Uncovering Hoerikwaggo’s archive of the enslaved women of Cape Town

15 Aug 2016
Image: June Bam-Hutchison
15 Aug 2016

 

Much of Cape Town’s slave women’s history remains largely invisible in the landscape, yet the Cape was a slave colony for almost two centuries. Very little is available in the institutional archive about the identity and personal journeys of the city’s enslaved women from the mid-17th to early 19th centuries. The direct connection between the Castle of Good Hope and Hoerikwaggo (the Khoi name for Table Mountain, meaning ‘Mountain in the Sea’) in terms of its slave women’s history is not immediately obvious.

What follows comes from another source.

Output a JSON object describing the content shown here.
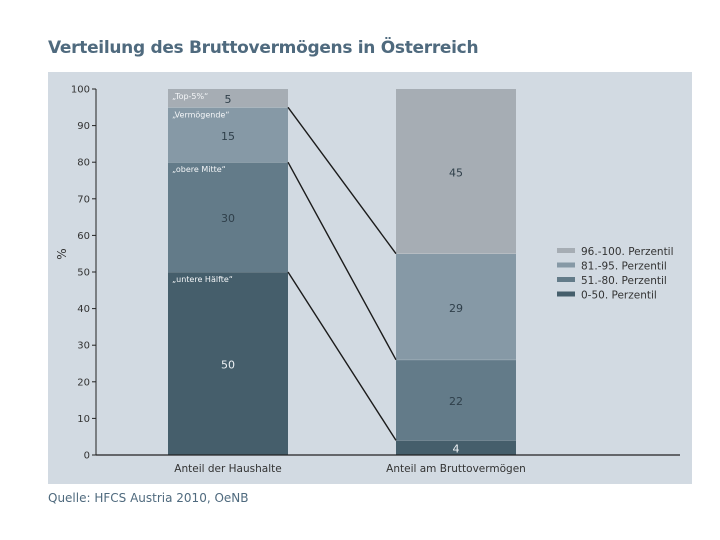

In recent years, there have been civic campaigns amongst descendants of the Khoi and enslaved people to reclaim spaces and the story of Cape Town, such as through the work of Archival Platform’s activist scholar Lucelle Campbell which provides citizens and visitors the alternative narrative of the historic making of Cape Town; making visible the invisibilities of the city’s rich slave heritage in the landscape. Through alternative stories of fresh water and canals, these archival activists bring the history of the enslaved people alive by piecing together dispersed, little- known facts, and aspects of Khoi oral tradition of meaning and memory in the landscape.

We also know a little bit of the slave washerwomen’s history through Elizabeth Jordan’s doctoral thesis in Anthropology which was completed in 2006, “From Time Immemorial: Washerwomen, culture and community in Cape Town”. Her thesis provides a lens through which we have come to know of the landscape archive found in the small and fragmented material remains such as of buttons, shards of glass bottle, coins, pocket knives and curtain rings (which indicate heavy washing) excavated by archaeologists on the washing site on Platteklip ridge. Jordan’s work highlights the fact that the numerous shards of ceramic containers and glass imply that people often ate and drank at the site.

Other sources of interesting histories regarding this archive are from the NGO ‘Reclaim Camissa’ (Camissa means ‘place of sweet waters’ in Khoi) which aims to build a museum for washerwomen at the old wash houses found at the start of the ‘Hoerikwaggo Trail’. The story of fresh water and enslavement is central to understanding the inclusive history of present day Cape Town: the significance of sustaining the Company Gardens and the replenishment of European visiting ships. Buitenkant Street, which leads from the Castle up to Platteklip Ridge, was historically known as ‘Slave’s Walk’.  The washerwomen (many who have been buried at Prestwich Street and whose remains are now held at the highly contested ossuary) carried heavy washing all the way from the Castle up to Platteklip Ridge.

The APC’s June Bam-Hutchison and colleagues from Archaeology, Fine Art and Environment Humanities were invited by Anthropology’s Lesley Green to hike up Platteklip ridge with Capetonian hiking enthusiast, Eben van Tonder. The purpose of the hike was to make sense of an intriguing inscription found on the large rock on the Ridge. The group met at Deer Park on the morning of Sunday 15 May and walked up to the Platteklip stream and up to the large rocks where the enslaved women did the city's laundry since Van Riebeeck’s time.

On an earlier hike, undertaken by Eben with his daughter as part of a school history project on slavery at the Cape, he stumbled on an inscription on the rock. It seemed to read ‘Permanently Freed’ (some letters eroded) with the number ‘4’ engraved above it which could denote what remained of an originally inscribed date of ‘1834’. When the group invited by Green got there, they could at first not find the inscription. Some of the group suddenly realised that the angle of the sun obscured it from view and that they were standing right on top of it. One of the children who accompanied the group, Jordan Green, came up with the plan to splash water on the hardly visible inscription to make it more legible, and the letters and numbers were slowly revealed in the shadow as the group huddled together curiously over the spot on the rock to read it.

APC’s June Bam-Hutchison organised a follow up ‘crack of dawn washerwomen walk’ on Sunday 5 June from the Castle, up ‘Slave’s Walk’ (Buitenkant Street) to the Platteklip site with Eben for her Stanford University ‘Site of Memory’ students. On this occasion, as the sun rose majestically in bright orange over the low-lying sprawled Cape Flats visible from this spot on Hoerikwaggo, one of the students, Laila Al-Shamma, spotted further eroded numbers (what remains of an 1800s date) and an accompanying symbol of what looks like an eroded ‘stick’ figure of a woman engraved on the same rock. 

This may well be the spot where freed and enslaved people of Cape Town once partied. We are not certain. Follow-up research on the inscription and its dating (whether contemporary such as possibly done with a recent commemorative event or whether done in the distant past) is currently underway. At present, knowledge of this hardly visible inscription seems not to exist - at least not amongst archaeologists, historians and scholars in the field nor those who are working on South Africa’s ‘Liberation Route’ project.